30     body, err := ioutil.ReadAll(r.Body)
31     if err != nil {
32         return nil, errors.Wrap(err, "writing file")
33     }
34
35     // Return the file.
36     return body, nil
37 }
From a developer’s perspective, this is an easy guideline to follow. We ask, does this function handle the error? If not, wrap and pass it up. If yes, then log and pass nil if necessary.

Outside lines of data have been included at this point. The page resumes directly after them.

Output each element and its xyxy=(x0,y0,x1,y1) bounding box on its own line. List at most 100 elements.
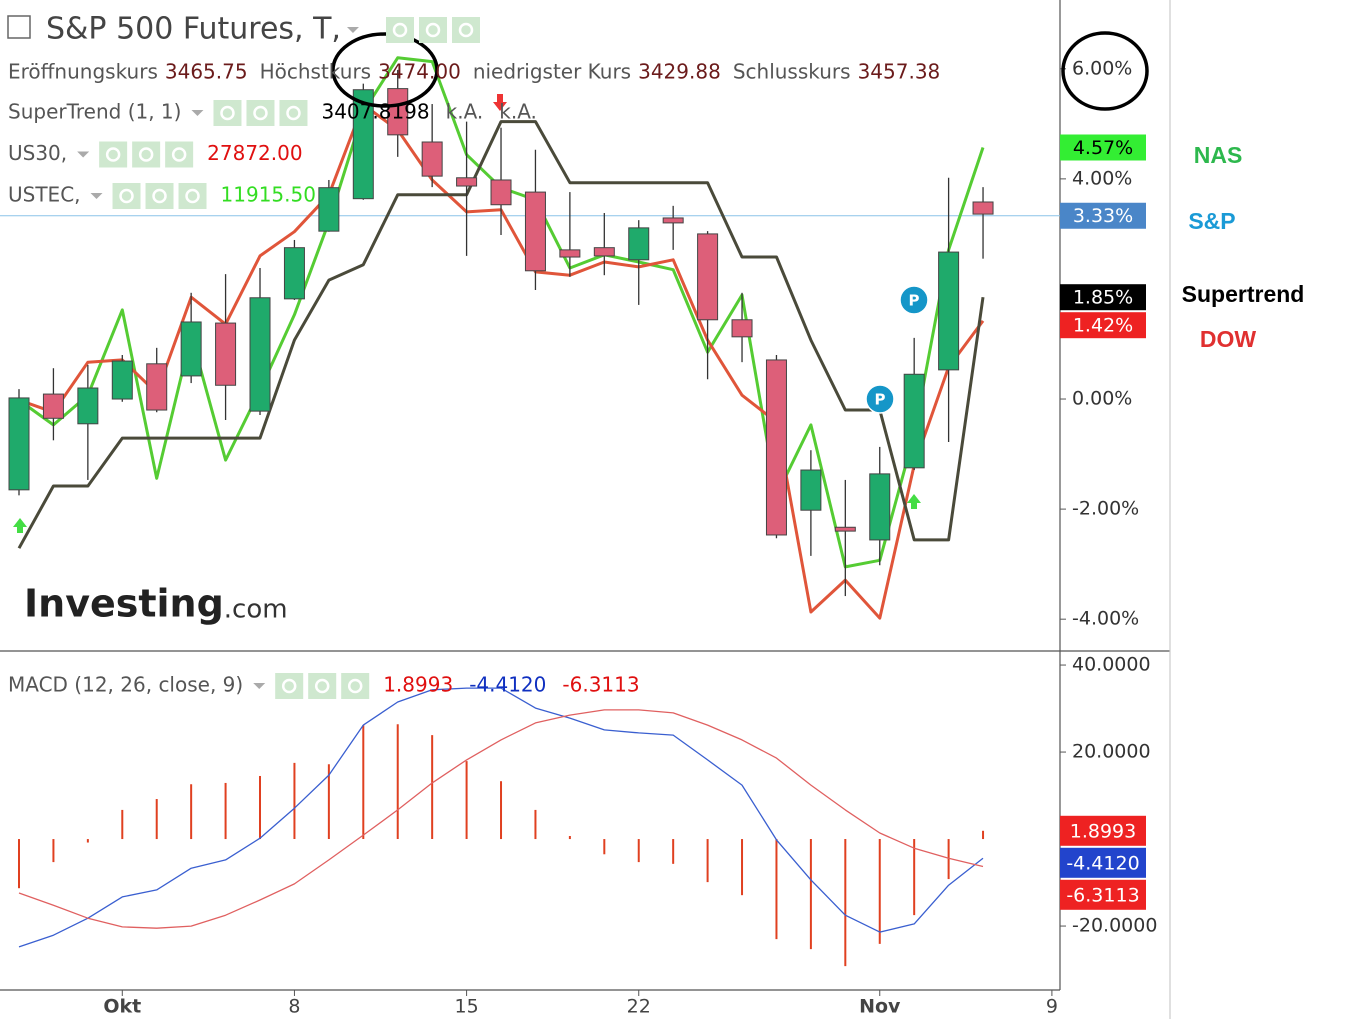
price-badge-label: -6.3113 xyxy=(1066,884,1139,906)
candle-body xyxy=(318,187,340,232)
legend-text: 1.8993 xyxy=(383,673,453,697)
price-badge xyxy=(1060,202,1146,229)
candle-body xyxy=(524,191,546,272)
candle-body xyxy=(283,247,305,300)
legend-text: -6.3113 xyxy=(562,673,639,697)
price-badge-label: 1.8993 xyxy=(1070,820,1136,842)
indicator-name: MACD (12, 26, close, 9) xyxy=(8,673,243,697)
series-label: DOW xyxy=(1200,326,1257,352)
collapse-icon[interactable] xyxy=(7,15,31,39)
candle-body xyxy=(8,397,30,491)
dropdown-caret[interactable] xyxy=(253,683,266,689)
decorations: P P xyxy=(7,15,1149,533)
control-glyph xyxy=(253,105,268,121)
control-icon[interactable] xyxy=(213,100,242,126)
dropdown-caret[interactable] xyxy=(90,193,103,199)
legend-text: 3457.38 xyxy=(858,60,941,84)
price-badge xyxy=(1060,847,1146,878)
pivot-marker xyxy=(899,285,929,315)
candle-body xyxy=(111,360,133,400)
price-badge xyxy=(1060,312,1146,339)
candle-body xyxy=(490,179,512,206)
control-icon[interactable] xyxy=(165,141,194,168)
y-tick-label: -4.00% xyxy=(1072,608,1139,630)
control-icon[interactable] xyxy=(386,17,414,43)
candle-body xyxy=(697,233,719,321)
highlight-circle xyxy=(331,32,439,108)
price-badge xyxy=(1060,134,1146,161)
series-label: NAS xyxy=(1194,142,1243,168)
candle-body xyxy=(42,393,64,419)
candle-body xyxy=(146,363,168,411)
control-icon[interactable] xyxy=(452,17,480,43)
series-label: S&P xyxy=(1188,208,1235,234)
legend-text: -4.4120 xyxy=(469,673,546,697)
y-tick-label: 40.0000 xyxy=(1072,654,1151,676)
dropdown-caret[interactable] xyxy=(346,27,359,33)
y-tick-label: 0.00% xyxy=(1072,388,1132,410)
control-icon[interactable] xyxy=(341,673,370,699)
control-icon[interactable] xyxy=(419,17,447,43)
legend-text: 3407.8198 xyxy=(321,100,429,124)
candle-body xyxy=(938,251,960,371)
legend-text: 27872.00 xyxy=(207,141,302,165)
candle-body xyxy=(593,247,615,257)
indicator-name: SuperTrend (1, 1) xyxy=(8,100,181,124)
dropdown-caret[interactable] xyxy=(191,110,204,116)
x-tick-label: 9 xyxy=(1046,996,1058,1018)
legend-text: 3465.75 xyxy=(165,60,248,84)
candle-body xyxy=(249,297,271,412)
y-tick-label: 20.0000 xyxy=(1072,741,1151,763)
control-glyph xyxy=(458,22,474,38)
price-badge xyxy=(1060,879,1146,910)
control-glyph xyxy=(105,147,121,162)
candle-body xyxy=(765,359,787,536)
candle-body xyxy=(180,321,202,377)
plot: -4.00% -2.00% 0.00% 4.00% 6.00% 4.57% 3.33% 1.8… xyxy=(0,56,1304,1018)
buy-arrow xyxy=(907,494,921,509)
candle-body xyxy=(456,177,478,187)
price-badge xyxy=(1060,284,1146,311)
watermark: .com xyxy=(224,595,288,625)
price-badge-label: 1.42% xyxy=(1073,315,1133,337)
control-icon[interactable] xyxy=(246,100,275,126)
control-icon[interactable] xyxy=(308,673,337,699)
control-glyph xyxy=(119,188,134,204)
candle-body xyxy=(972,201,994,215)
y-tick-label: -20.0000 xyxy=(1072,915,1157,937)
control-icon[interactable] xyxy=(145,183,174,209)
candle-body xyxy=(903,373,925,469)
control-glyph xyxy=(185,188,200,204)
dropdown-caret[interactable] xyxy=(77,151,90,158)
control-icon[interactable] xyxy=(275,673,304,699)
highlight-circle xyxy=(1061,31,1149,111)
control-icon[interactable] xyxy=(178,183,207,209)
buy-arrow xyxy=(13,518,27,533)
legend-text: niedrigster Kurs xyxy=(473,60,631,84)
control-glyph xyxy=(171,147,187,162)
legend-text: Höchstkurs xyxy=(260,60,372,84)
control-icon[interactable] xyxy=(279,100,308,126)
control-icon[interactable] xyxy=(132,141,161,168)
control-glyph xyxy=(152,188,167,204)
x-tick-label: Nov xyxy=(859,996,901,1018)
series-line xyxy=(18,687,984,948)
control-glyph xyxy=(392,22,408,38)
control-icon[interactable] xyxy=(99,141,128,168)
x-tick-label: Okt xyxy=(103,996,141,1018)
candle-body xyxy=(662,217,684,224)
y-tick-label: 4.00% xyxy=(1072,167,1132,189)
watermark: Investing xyxy=(24,582,224,626)
chart-title: S&P 500 Futures, T, xyxy=(46,12,341,47)
sell-arrow xyxy=(493,94,507,111)
pivot-icon: P xyxy=(909,292,920,310)
control-icon[interactable] xyxy=(112,183,141,209)
y-tick-label: -2.00% xyxy=(1072,498,1139,520)
price-badge-label: -4.4120 xyxy=(1066,852,1139,874)
control-glyph xyxy=(281,678,297,694)
candle-body xyxy=(559,249,581,258)
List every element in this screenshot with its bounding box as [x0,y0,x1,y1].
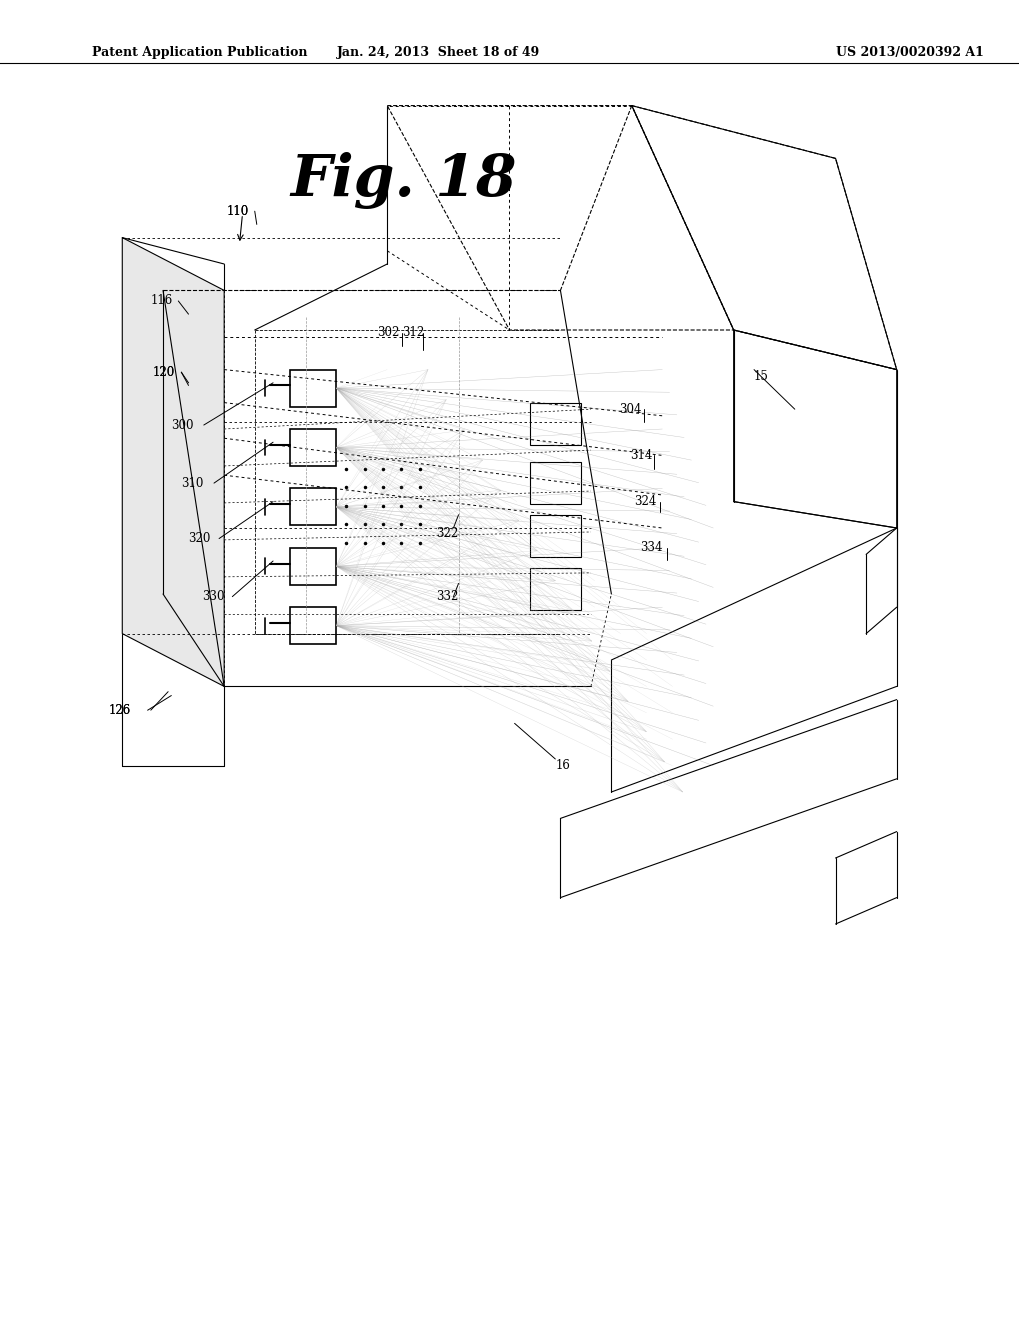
Text: 16: 16 [555,759,570,772]
Polygon shape [291,488,336,525]
Text: 116: 116 [151,294,173,308]
Text: 330: 330 [202,590,224,603]
Text: US 2013/0020392 A1: US 2013/0020392 A1 [836,46,983,59]
Text: 322: 322 [436,527,459,540]
Polygon shape [529,462,581,504]
Polygon shape [529,515,581,557]
Text: 302: 302 [377,326,399,339]
Text: 304: 304 [620,403,642,416]
Text: 120: 120 [153,366,175,379]
Text: 120: 120 [153,366,175,379]
Polygon shape [122,238,224,686]
Text: Jan. 24, 2013  Sheet 18 of 49: Jan. 24, 2013 Sheet 18 of 49 [337,46,540,59]
Text: 312: 312 [402,326,425,339]
Text: Fig. 18: Fig. 18 [291,152,517,209]
Text: 324: 324 [634,495,656,508]
Polygon shape [529,568,581,610]
Polygon shape [291,607,336,644]
Text: 15: 15 [754,370,769,383]
Text: Patent Application Publication: Patent Application Publication [92,46,307,59]
Text: 332: 332 [436,590,459,603]
Text: 126: 126 [109,704,131,717]
Polygon shape [291,370,336,407]
Text: 110: 110 [226,205,249,218]
Polygon shape [291,429,336,466]
Polygon shape [291,548,336,585]
Polygon shape [529,403,581,445]
Text: 300: 300 [171,418,194,432]
Text: 314: 314 [630,449,652,462]
Text: 310: 310 [181,477,204,490]
Text: 126: 126 [109,704,131,717]
Text: 334: 334 [640,541,663,554]
Text: 110: 110 [226,205,249,218]
Text: 320: 320 [188,532,211,545]
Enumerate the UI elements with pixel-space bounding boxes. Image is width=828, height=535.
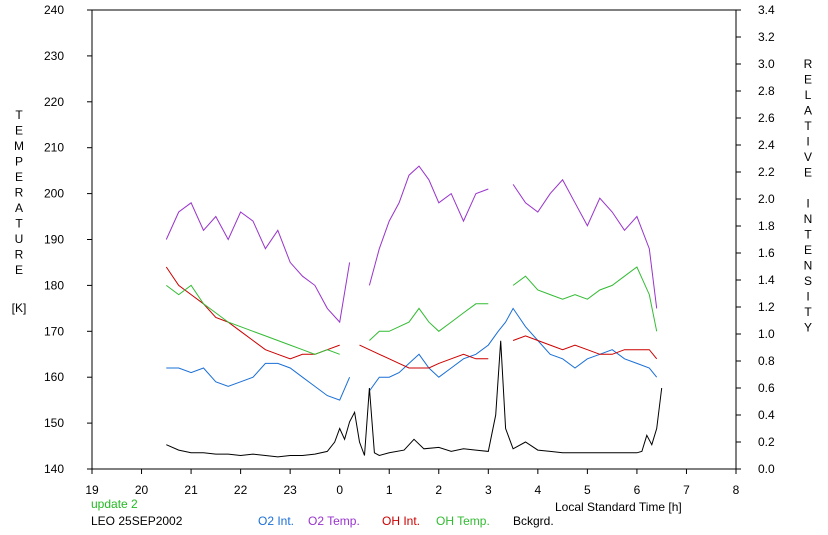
y-right-tick-label: 2.8 bbox=[758, 84, 775, 98]
y-right-label-letter: Y bbox=[804, 321, 812, 335]
y-left-label-letter: P bbox=[15, 155, 23, 169]
y-right-label-letter: I bbox=[806, 197, 809, 211]
x-tick-label: 2 bbox=[435, 483, 442, 497]
x-tick-label: 22 bbox=[234, 483, 248, 497]
x-axis: 19 20 21 22 23 0 1 2 3 4 5 6 7 8 bbox=[85, 469, 740, 497]
y-right-tick-label: 2.6 bbox=[758, 111, 775, 125]
x-tick-label: 20 bbox=[135, 483, 149, 497]
y-right-label-letter: N bbox=[804, 212, 813, 226]
series-line-bckgrd bbox=[166, 340, 663, 458]
y-axis-left: 140 150 160 170 180 190 200 210 220 230 240 bbox=[44, 3, 92, 476]
legend-oh-int: OH Int. bbox=[382, 514, 421, 528]
series-layer bbox=[165, 165, 663, 458]
y-right-tick-label: 3.0 bbox=[758, 57, 775, 71]
y-left-tick-label: 210 bbox=[44, 141, 64, 155]
y-left-label-letter: R bbox=[15, 248, 24, 262]
plot-frame bbox=[91, 9, 737, 470]
x-tick-label: 5 bbox=[584, 483, 591, 497]
y-right-label-letter: I bbox=[806, 290, 809, 304]
station-date-label: LEO 25SEP2002 bbox=[91, 514, 183, 528]
y-right-label-letter: E bbox=[804, 73, 812, 87]
y-axis-right: 0.0 0.2 0.4 0.6 0.8 1.0 1.2 1.4 1.6 1.8 2.0 2.2 2.4 2… bbox=[736, 3, 775, 476]
update-label: update 2 bbox=[91, 497, 138, 511]
y-left-label-letter: M bbox=[14, 139, 24, 153]
y-right-tick-label: 0.2 bbox=[758, 435, 775, 449]
y-right-tick-label: 1.0 bbox=[758, 327, 775, 341]
y-right-label-letter: L bbox=[805, 88, 812, 102]
x-tick-label: 4 bbox=[535, 483, 542, 497]
x-tick-label: 3 bbox=[485, 483, 492, 497]
series-line-o2-int bbox=[166, 307, 658, 401]
y-left-tick-label: 200 bbox=[44, 187, 64, 201]
y-left-label-letter: E bbox=[15, 124, 23, 138]
y-right-label-letter: E bbox=[804, 166, 812, 180]
y-left-tick-label: 230 bbox=[44, 49, 64, 63]
x-tick-label: 0 bbox=[336, 483, 343, 497]
series-line-o2-temp bbox=[165, 165, 658, 324]
y-left-label-letter: U bbox=[15, 232, 24, 246]
x-tick-label: 8 bbox=[733, 483, 740, 497]
y-right-label-letter: R bbox=[804, 57, 813, 71]
y-right-tick-label: 0.8 bbox=[758, 354, 775, 368]
y-right-tick-label: 1.4 bbox=[758, 273, 775, 287]
y-left-tick-label: 160 bbox=[44, 370, 64, 384]
y-left-label-letter: T bbox=[15, 217, 23, 231]
y-left-tick-label: 170 bbox=[44, 324, 64, 338]
x-tick-label: 7 bbox=[683, 483, 690, 497]
legend-oh-temp: OH Temp. bbox=[436, 514, 490, 528]
y-right-tick-label: 3.2 bbox=[758, 30, 775, 44]
y-right-label-letter: V bbox=[804, 150, 812, 164]
y-left-label-letter: E bbox=[15, 170, 23, 184]
x-tick-label: 6 bbox=[634, 483, 641, 497]
y-right-tick-label: 3.4 bbox=[758, 3, 775, 17]
y-left-tick-label: 240 bbox=[44, 3, 64, 17]
y-left-label-letter: A bbox=[15, 201, 23, 215]
y-right-tick-label: 1.8 bbox=[758, 219, 775, 233]
x-tick-label: 21 bbox=[184, 483, 198, 497]
y-right-label-letter: T bbox=[804, 228, 812, 242]
y-right-tick-label: 0.0 bbox=[758, 462, 775, 476]
y-left-tick-label: 190 bbox=[44, 233, 64, 247]
y-right-label-letter: E bbox=[804, 243, 812, 257]
series-line-oh-temp bbox=[166, 266, 658, 355]
y-left-tick-label: 180 bbox=[44, 278, 64, 292]
x-axis-label: Local Standard Time [h] bbox=[555, 500, 682, 514]
y-right-tick-label: 1.2 bbox=[758, 300, 775, 314]
y-left-unit-label: [K] bbox=[12, 301, 27, 315]
y-right-tick-label: 0.6 bbox=[758, 381, 775, 395]
y-left-tick-label: 220 bbox=[44, 95, 64, 109]
legend-o2-int: O2 Int. bbox=[258, 514, 295, 528]
y-left-label-letter: T bbox=[15, 108, 23, 122]
y-right-tick-label: 2.2 bbox=[758, 165, 775, 179]
x-tick-label: 19 bbox=[85, 483, 99, 497]
y-right-label-letter: S bbox=[804, 274, 812, 288]
y-right-label-letter: T bbox=[804, 305, 812, 319]
y-right-label-letter: T bbox=[804, 119, 812, 133]
x-tick-label: 23 bbox=[283, 483, 297, 497]
y-right-label-letter: A bbox=[804, 104, 812, 118]
y-left-label-letter: R bbox=[15, 186, 24, 200]
legend-o2-temp: O2 Temp. bbox=[308, 514, 360, 528]
y-right-tick-label: 2.4 bbox=[758, 138, 775, 152]
series-line-oh-int bbox=[165, 266, 658, 369]
y-right-tick-label: 2.0 bbox=[758, 192, 775, 206]
y-left-tick-label: 150 bbox=[44, 416, 64, 430]
y-right-label-letter: I bbox=[806, 135, 809, 149]
y-right-label-letter: N bbox=[804, 259, 813, 273]
legend-bckgrd: Bckgrd. bbox=[513, 514, 554, 528]
y-right-tick-label: 0.4 bbox=[758, 408, 775, 422]
x-tick-label: 1 bbox=[386, 483, 393, 497]
y-right-tick-label: 1.6 bbox=[758, 246, 775, 260]
y-left-label-letter: E bbox=[15, 263, 23, 277]
y-left-tick-label: 140 bbox=[44, 462, 64, 476]
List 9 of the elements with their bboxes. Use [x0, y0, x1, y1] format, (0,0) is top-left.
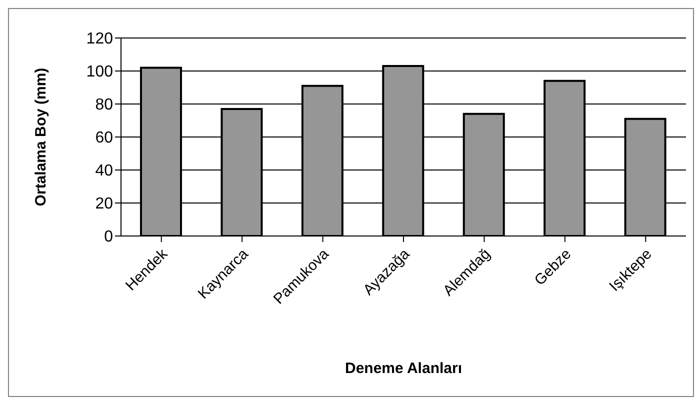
y-tick-label: 20	[95, 196, 114, 213]
x-axis-title: Deneme Alanları	[345, 360, 462, 377]
y-tick-label: 100	[86, 64, 114, 81]
y-tick-label: 120	[86, 30, 114, 48]
y-tick-label: 0	[104, 228, 114, 246]
y-tick-label: 40	[95, 162, 114, 180]
y-tick-label: 60	[95, 130, 114, 147]
y-tick-label: 80	[95, 96, 114, 114]
y-axis-title: Ortalama Boy (mm)	[32, 68, 50, 206]
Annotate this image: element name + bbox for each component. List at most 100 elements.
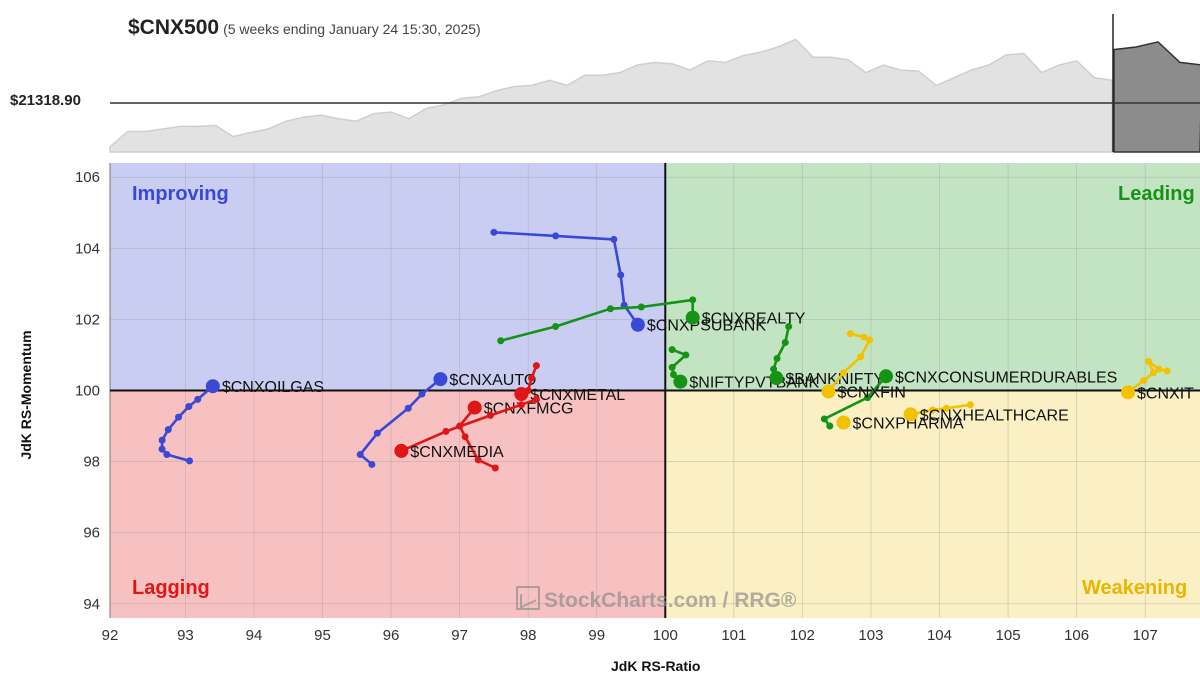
- series-head-point: [1121, 385, 1136, 400]
- quadrant-label-weakening: Weakening: [1082, 577, 1188, 599]
- series-label: $CNXFIN: [837, 385, 905, 402]
- series-cnxit: $CNXIT: [1121, 357, 1194, 402]
- series-point: [668, 363, 676, 371]
- y-axis-title: JdK RS-Momentum: [18, 330, 34, 460]
- series-head-point: [514, 387, 529, 402]
- x-tick-label: 100: [653, 627, 678, 644]
- series-point: [528, 374, 536, 382]
- series-point: [1140, 377, 1148, 385]
- series-point: [175, 413, 183, 421]
- series-banknifty: $BANKNIFTY: [769, 323, 884, 388]
- quadrant-improving: [110, 163, 666, 391]
- series-point: [929, 406, 937, 414]
- series-head-point: [630, 317, 645, 332]
- series-label: $CNXAUTO: [449, 372, 536, 389]
- series-head-point: [769, 371, 784, 386]
- y-tick-label: 102: [75, 311, 100, 328]
- series-point: [368, 460, 376, 468]
- series-point: [163, 450, 171, 458]
- chart-subtitle: (5 weeks ending January 24 15:30, 2025): [223, 21, 481, 37]
- quadrant-leading: [665, 163, 1200, 391]
- series-point: [866, 336, 874, 344]
- x-tick-label: 96: [383, 627, 400, 644]
- series-head-point: [394, 443, 409, 458]
- series-label: $CNXCONSUMERDURABLES: [895, 369, 1117, 386]
- series-point: [1145, 357, 1153, 365]
- series-label: $CNXFMCG: [484, 401, 574, 418]
- y-tick-label: 94: [83, 596, 100, 613]
- series-cnxmedia: $CNXMEDIA: [394, 395, 540, 461]
- series-head-point: [205, 379, 220, 394]
- x-tick-label: 103: [858, 627, 883, 644]
- series-point: [532, 362, 540, 370]
- watermark-text: StockCharts.com / RRG®: [544, 589, 797, 612]
- tick-labels: 93 94 95 96 97 98 99 100 101 102 103 104 105 106 107 92…: [75, 169, 1158, 644]
- x-tick-label: 99: [588, 627, 605, 644]
- series-label: $CNXHEALTHCARE: [920, 407, 1069, 424]
- series-niftypvtbank: $NIFTYPVTBANK: [668, 346, 819, 392]
- series-point: [1149, 369, 1157, 377]
- series-point: [442, 427, 450, 435]
- series-point: [840, 369, 848, 377]
- series-head-point: [433, 372, 448, 387]
- series-point: [942, 404, 950, 412]
- price-area: [109, 38, 1113, 153]
- price-panel: [109, 14, 1200, 153]
- stockcharts-watermark: StockCharts.com / RRG®: [516, 586, 796, 613]
- series-point: [606, 305, 614, 313]
- series-point: [186, 457, 194, 465]
- x-axis-title: JdK RS-Ratio: [611, 658, 701, 674]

Let’s look at a function that handles the error.
Listing 2
11 func main() {
12    
13     data, err := Download("https://ftp.gnu.org/gnu/binutils/binutils-2.7.tar.gz")
14     if err != nil {
15         log.Printf("%+v", err)
16         return
17     }
18
19     ...
20 }
Here in main, the call to Download is made and then the error is checked. If there is an error, it is handled by logging it with the "%+v" format option. This will generate a stack trace with all the context we need.
Listing 3
2017/05/04 15:07:00 Get https://ftp.gnu.org/gnu/binutils/binutils-2.7.tar.gz: dial tcp: lookup ftp.gnu.org: no such host
get url: https://ftp.gnu.org/gnu/binutils/binutils-2.7.tar.gz
main.Download
    /Users/bill/code/go/src/github.com/ardanlabs/gotraining/topics/temp/main.go:25
main.main
    /Users/bill/code/go/src/github.com/ardanlabs/gotraining/topics/temp/main.go:13
runtime.main
    /usr/local/go/src/runtime/proc.go:185
runtime.goexit
    /usr/local/go/src/runtime/asm_amd64.s:2197
Guidelines
Handling an error means:
- The error has been logged.
- The application is back to 100% integrity.
- The current error is not reported any longer.
Packages that are reusable across many projects only return root error values.
The choice to wrap an error is a policy that only applications can choose to apply. Packages that are going to have the highest level of reusability can only return root error values. This mechanic is the same that is used in the Go standard library.
If the error is not going to be handled, wrap and return up the call stack.
This is the basic question we ask about every error that is returned from a function/method call. If the function/method is not going to handle the error, then wrap the error with enough context and return it up the call stack. That extra context can be, for example, the input values that were used or the query that failed. A good way to determine if you are logging enough context or too much context is by inspecting the logs and validating that they are working for you during development.
Once an error is handled, it is not allowed to be passed up the call stack any longer.
Once it is decided that the function/method will handle the error, the error ceases to be an error. If the function/method is still required to issue a return, it can’t return an error value. It should only return nil.